Many people point to hip movement as being the most critical, but the leg motion and position are equally – if not more – important.
Dolphin kick technique highlights:
While hip movement is important, the propulsion is definitely coming from the extension of the legs.
The knees must bend and drive forward in order to set up the kick. From that, the legs then whip forward to a complete extension. This movement is powered by the quadriceps. Just like kicking a soccer ball or football.
It should be a forward kick, meaning that the toes should be in front of the body at the finish of the kick.
For the duration of the leg whip, the core should be tense and locked in. With this core tension, the hips move backwards in a controlled manner…like it’s resisting the leg movement.
The hip movement / core tension does two things: (1) provides stability for the leg motion and (2) makes sure the kick moves the swimmer forward (as opposed to up or down).
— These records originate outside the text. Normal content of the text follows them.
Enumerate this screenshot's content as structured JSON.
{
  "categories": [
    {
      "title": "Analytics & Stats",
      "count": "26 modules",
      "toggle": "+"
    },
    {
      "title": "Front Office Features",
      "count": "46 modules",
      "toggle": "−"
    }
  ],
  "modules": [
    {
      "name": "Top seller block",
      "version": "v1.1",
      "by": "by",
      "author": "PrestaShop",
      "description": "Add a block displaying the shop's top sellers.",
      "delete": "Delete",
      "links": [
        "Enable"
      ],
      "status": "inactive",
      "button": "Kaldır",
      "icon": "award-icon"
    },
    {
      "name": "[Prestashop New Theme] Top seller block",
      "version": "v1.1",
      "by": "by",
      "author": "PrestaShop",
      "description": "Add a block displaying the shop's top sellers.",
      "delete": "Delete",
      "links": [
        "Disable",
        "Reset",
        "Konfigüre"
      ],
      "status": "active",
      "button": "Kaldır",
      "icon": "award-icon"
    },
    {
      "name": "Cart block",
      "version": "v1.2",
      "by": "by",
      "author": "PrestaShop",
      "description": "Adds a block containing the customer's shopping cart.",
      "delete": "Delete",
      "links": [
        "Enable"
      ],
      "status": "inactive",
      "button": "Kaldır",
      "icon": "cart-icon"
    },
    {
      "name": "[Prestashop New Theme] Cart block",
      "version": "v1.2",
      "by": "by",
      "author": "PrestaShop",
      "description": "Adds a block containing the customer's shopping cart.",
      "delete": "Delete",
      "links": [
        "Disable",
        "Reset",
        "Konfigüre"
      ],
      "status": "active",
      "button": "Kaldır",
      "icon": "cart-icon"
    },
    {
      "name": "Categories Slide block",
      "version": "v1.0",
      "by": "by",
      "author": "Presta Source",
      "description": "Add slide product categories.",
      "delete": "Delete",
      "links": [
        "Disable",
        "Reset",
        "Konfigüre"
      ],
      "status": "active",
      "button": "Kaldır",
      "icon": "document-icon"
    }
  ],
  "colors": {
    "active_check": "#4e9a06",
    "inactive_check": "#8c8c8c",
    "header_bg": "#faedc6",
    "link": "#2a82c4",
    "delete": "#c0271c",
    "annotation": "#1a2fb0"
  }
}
Many pool lifesavers move the hips back too much because that’s their focus. Too much hip movement prevents the legs from catching and whipping as much water as possible.
Upper body movement varies among the best kickers. Sometimes it can help a pool lifesaver get the legs and hips right. A pool lifesavers can definitely bend the upper body forward too much, which is often caused by lifting the hips up too much to set up the kick.